Soil yourselves, folks!
If you spend time in Edmonton's Oliver neighbourhood, you know the place. It's the snow-fenced backyard garden just off the Oliverbahn bicycle lane, in from the alley, across from the old Indian restaurant, kitty corner from the tattoo parlour and a block or so from the fence printed with an image of Richard Avedon's photo of Nastassja Kinski and the snake. My friend Myles helps grow the vegetables in the snow-fenced garden. And that would be a wrong way to put it.
"We spent all of this year making this really good soil so that things could grow, so we have to give back," Myles said. "Because the seeds don't grow the plants. The soil grows the plants. Everything you see that comes up from the soil is taking from the soil. You have to give back. You have to put nutrients back in."

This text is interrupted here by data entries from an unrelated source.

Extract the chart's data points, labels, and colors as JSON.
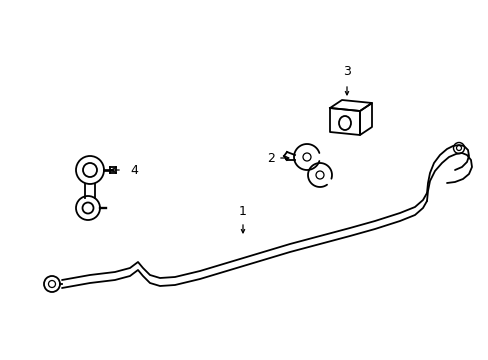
{
  "background_color": "#ffffff",
  "line_color": "#000000",
  "line_width": 1.3,
  "figsize": [
    4.89,
    3.6
  ],
  "dpi": 100,
  "label_fontsize": 9
}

The soil grows the plants.
(I zoned out for a second as an Eliot fragment pushed toward the surface. For most of us, this is the aim, something something something, temporal reversion nourish, something else about a tree, the life of significant soil.)
I had pedalled over to return a hello wave with a quick visit. Myles was delivering four giant bags of rescued leaves to the garden. He explained that some will be used to dress the hibernating soil in the garden's container boxes. The rest will serve as feedstock for the compost that will enrich the soil in the 2020 growing season.
(Two ways to look at the fact that Edmonton has a short growing season, I thought. One: bemoan for affect. Two: compost for effect.)
Then Myles got transparent about his affection for trees and leaves.
"The trees want the leaves to fall on the ground beneath them," he said. "It helps the soil. They live there, right? The tree needs that ecosystem underneath of all those beneficial things around it so it can pump it out over the next year."
(This is irresistibly metaphorical, I thought.)
"This is irresistibly metaphorical," I said.
I mean, soil is infrastructure. Infra, from the Latin meaning below. Below ground, as sewers and telecommunications infrastructure are. Below notice, as other mundane infrastructure—sidewalks, roadways, a park bench, a penitentiary, the Internet—are. And like other infrastructures, the soil must be tended and maintained.
It is worth the work, too, all this giving back where you live. It was a good year for carrots in the snow-fence garden. And for cabbage and Brussels sprouts, too.